Growing exploration activity

Casey believes that the widening supply-demand gap has already led to a ramp up in exploration activity in the Perth Basin.

“Besides the Ensign 970 rig, I hear Beach are looking to bring the Easternwell’s Rig 106 back across and that Mineral Resources are planning to drill after us as well.

“I think you’re seeing increasing activity and it will continue through the next few years, because the widening supply demand gap is genuine.”

Lingo supports this view, saying that level of onshore and offshore activity in the North Perth Basin will continue to increase substantially not just because of the new access to the LNG export market but also the potential to supply gas as feedstock for the production of blue hydrogen.

Share prices for ASX small cap gas plays


Perth Basin plays

Norwest Energy (ASX:NWE) and its operating partner Mineral Resources (ASX:MIN) expect to spud (start drilling) the Lockyer Deep-1 well by June 2021.

Lockyer Deep is just 15km east of Waitsia and 15km north of West Erregulla.

It targets the same Permian Kingia and High Cliff targets that flowed 69 million standard cubic feet of gas per day during testing at West Erregulla-2.

Additional hydrocarbon potential exists within the shallower Wagina formation.

Pilot recently acquired Royal Energy, which has a 50 per cent interest in the operator of the Cliff Head oil field in the offshore Perth Basin and a 21.25 per cent effective interest in its operations.

This is addition to its two exploration permits over the Leschenault conventional gas prospect, a three-way dip feature that has two structural culminations, either of which is a potential drilling location for a vertical well to test the Permian Sue Sandstone and the Triassic Lesueur Sandstone targets.

However, Pilot is also looking to tap into future trends with its move to pursue the development of an offshore wind and onshore wind and solar project that could support a renewable hydrogen project.

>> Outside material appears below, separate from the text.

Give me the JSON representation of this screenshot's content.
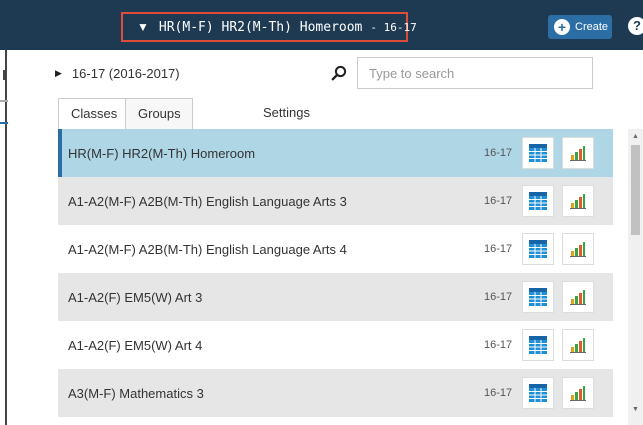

“A clear demonstration of the Government of Western Australian recognition of this potential and the magnitude of the opportunity is the creation of the Oakajee Strategic Industrial Area and the recent call for expressions of interest in the creation of a renewable hydrogen precinct,” Lingo told Stockhead.

Strike Energy and Warrego Energy are currently drilling the first of three West Erregulla appraisal wells.

West Erregulla-3 is testing the continuation of the commercial gas accumulation made by the West Erregulla-2 well in the northern fault block.

It will be followed by West Erregulla-4 and West Erregulla-5, which will appraise the reservoir distribution in the central fault block.

All three wells will be flow tested if successful and completed as future producers.

Talon is waiting on the Ensign Rig 970 to complete drilling the West Erregulla wells before it moves on to drill its Walyering-5 appraisal well with Strike.

Strike and Talon are targeting an in-place best estimate prospective resource net to Talon of up to 38.7 billion cubic feet of gas and 0.98 million barrels of condensate.

Casey told Stockhead that Walyering already has established porosity and permeability capable of producing at commercial rates – albeit for a short period.

“We’ve got a model now that that explains the results of past wells and we can reconcile that.”

He added that Walyering gas was of very good quality with very low carbon dioxide content of less than 1 per cent.

“All things being equal that’s pipeline quality and we don’t really have to do any processing of any note with the exception of stripping out the condensate, which is a value add rather than a cost,” Casey explained.

“The condensate composition and ratios from the drilling in 1971 would probably indicate that we’re probably looking at about 25 barrels of condensate for every million standard cubic feet of gas, which is very good.”